Community is the key word. Technology has come full circle in being an enabler for freelancers, micro businesses and SME’s to work in shared environments - where the human nature of working amongst each other has provided wider benefits. “Collaboration is key to why people stay in our spaces”, states Trigg.
“The Coworking and Flexible office model is a market disrupter, as we do not tie people into leases or licences...it’s a truly agile way of having a place to work from. But, the key to it, is our members stay because it works for them”, he explains. “People collaborate with their neighbours. Co working and shared spaces not only offer a roof over your head but a place to do business”, further explains the Brighton based business man.
Freedom Works have 4 spaces across Sussex. Gatwick opened in April 2019 (with 200 desk capacity), Chichester in January 2019 (with 90 desks), Worthing and Hove (both with 200 desks) in 2018 and 2016 respectively. All filled or filling in the case of the recently opened spaces.
The changing way people are working is driving demand; Platform9 in Brighton and Hove have two vibrant work spaces near or at capacity, with other local providers like CoTribe in Horley and Redhill and CoHub in Eastbourne.
“Our view is that shared workspaces housing local business communities will become the norm in the next few years. The benefit is huge; collaboration, strain off our overloaded roads and rail network and importantly a better quality of life, allowing home grown talent to remain at home”, concludes the passionate MD of Freedom Works, Jon Trigg.
Technology is an enabler and is allowing Sussex to work smarter, maintain our talent and provide friendly and co-operative spaces for new business to come to the South East.
This fundamental change in the way we work has furthermore been a contributory factor into how towns in Sussex are changing. None more so than Crawley, in the heart of the Gatwick Diamond.
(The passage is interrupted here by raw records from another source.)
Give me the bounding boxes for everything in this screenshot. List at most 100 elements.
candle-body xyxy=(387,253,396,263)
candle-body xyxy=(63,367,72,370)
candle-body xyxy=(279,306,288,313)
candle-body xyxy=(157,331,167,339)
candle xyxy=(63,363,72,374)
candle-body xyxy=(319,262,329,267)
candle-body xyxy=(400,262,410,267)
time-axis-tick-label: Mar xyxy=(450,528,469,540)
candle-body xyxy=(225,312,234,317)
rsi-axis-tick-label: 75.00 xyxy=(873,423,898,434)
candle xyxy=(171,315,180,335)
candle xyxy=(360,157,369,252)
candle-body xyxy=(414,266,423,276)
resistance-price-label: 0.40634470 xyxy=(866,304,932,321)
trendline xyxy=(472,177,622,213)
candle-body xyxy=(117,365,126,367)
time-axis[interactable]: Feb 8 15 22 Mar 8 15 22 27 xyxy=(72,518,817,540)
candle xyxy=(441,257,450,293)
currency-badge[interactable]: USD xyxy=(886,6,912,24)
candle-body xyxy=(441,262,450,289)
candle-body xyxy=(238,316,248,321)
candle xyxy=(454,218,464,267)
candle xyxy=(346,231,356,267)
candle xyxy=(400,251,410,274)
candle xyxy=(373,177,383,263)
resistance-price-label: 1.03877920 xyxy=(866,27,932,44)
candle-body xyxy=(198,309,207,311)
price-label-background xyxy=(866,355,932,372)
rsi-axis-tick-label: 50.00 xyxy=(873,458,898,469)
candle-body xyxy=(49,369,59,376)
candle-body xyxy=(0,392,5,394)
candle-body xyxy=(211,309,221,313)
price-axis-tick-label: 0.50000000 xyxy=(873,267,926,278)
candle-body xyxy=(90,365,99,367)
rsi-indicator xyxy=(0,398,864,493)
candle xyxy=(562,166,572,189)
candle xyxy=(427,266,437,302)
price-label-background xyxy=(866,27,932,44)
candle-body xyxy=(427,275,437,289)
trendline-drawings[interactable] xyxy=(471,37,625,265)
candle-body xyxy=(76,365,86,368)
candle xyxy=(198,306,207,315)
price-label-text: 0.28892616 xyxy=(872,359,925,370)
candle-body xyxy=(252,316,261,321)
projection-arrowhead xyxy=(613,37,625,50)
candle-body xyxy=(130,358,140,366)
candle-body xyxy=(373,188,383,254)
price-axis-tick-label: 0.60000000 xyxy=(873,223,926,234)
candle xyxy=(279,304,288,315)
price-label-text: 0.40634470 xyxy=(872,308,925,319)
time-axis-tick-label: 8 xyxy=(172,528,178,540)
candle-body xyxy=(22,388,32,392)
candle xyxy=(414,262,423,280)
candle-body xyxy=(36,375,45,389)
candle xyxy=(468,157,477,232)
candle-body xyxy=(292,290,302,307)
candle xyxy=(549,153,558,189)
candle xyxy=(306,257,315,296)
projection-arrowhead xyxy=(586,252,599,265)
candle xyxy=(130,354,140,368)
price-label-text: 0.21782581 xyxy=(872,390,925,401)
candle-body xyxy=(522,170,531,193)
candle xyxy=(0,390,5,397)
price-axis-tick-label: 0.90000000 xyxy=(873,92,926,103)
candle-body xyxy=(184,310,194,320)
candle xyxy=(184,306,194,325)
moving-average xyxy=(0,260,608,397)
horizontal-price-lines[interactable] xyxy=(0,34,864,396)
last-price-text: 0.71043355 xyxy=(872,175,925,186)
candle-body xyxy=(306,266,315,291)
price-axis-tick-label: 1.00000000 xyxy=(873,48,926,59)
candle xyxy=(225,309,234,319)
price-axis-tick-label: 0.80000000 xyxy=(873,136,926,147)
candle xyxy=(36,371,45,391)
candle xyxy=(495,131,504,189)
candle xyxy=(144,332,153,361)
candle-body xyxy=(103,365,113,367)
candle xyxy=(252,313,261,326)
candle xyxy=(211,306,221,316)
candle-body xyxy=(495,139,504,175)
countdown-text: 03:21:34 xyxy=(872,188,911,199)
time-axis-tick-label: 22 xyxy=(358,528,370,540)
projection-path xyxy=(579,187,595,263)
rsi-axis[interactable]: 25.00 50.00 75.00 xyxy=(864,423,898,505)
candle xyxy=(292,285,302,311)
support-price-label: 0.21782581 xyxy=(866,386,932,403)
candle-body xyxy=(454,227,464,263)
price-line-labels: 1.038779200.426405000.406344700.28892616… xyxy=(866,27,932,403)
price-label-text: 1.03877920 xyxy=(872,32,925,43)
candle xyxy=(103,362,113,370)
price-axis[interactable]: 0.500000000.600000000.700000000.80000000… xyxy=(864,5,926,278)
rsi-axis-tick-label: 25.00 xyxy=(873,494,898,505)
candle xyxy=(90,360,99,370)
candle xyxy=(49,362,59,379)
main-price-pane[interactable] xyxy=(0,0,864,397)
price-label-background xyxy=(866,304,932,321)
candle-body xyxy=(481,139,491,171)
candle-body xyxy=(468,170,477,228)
In what was a new town back in the 1960’s with a core retail centre and very little town centre housing, the change to mixed development, driven by work where you live has allowed town centre planners to design a new format of town centres, which will provide a bustling centre to Gatwick’s nearest town.
Technology has changed the way we work for the good, in allowing us to work locally, in communities where we collaborate and by doing so we are bringing the heart back into the towns we spend our leisure time, in short improving our quality of lives.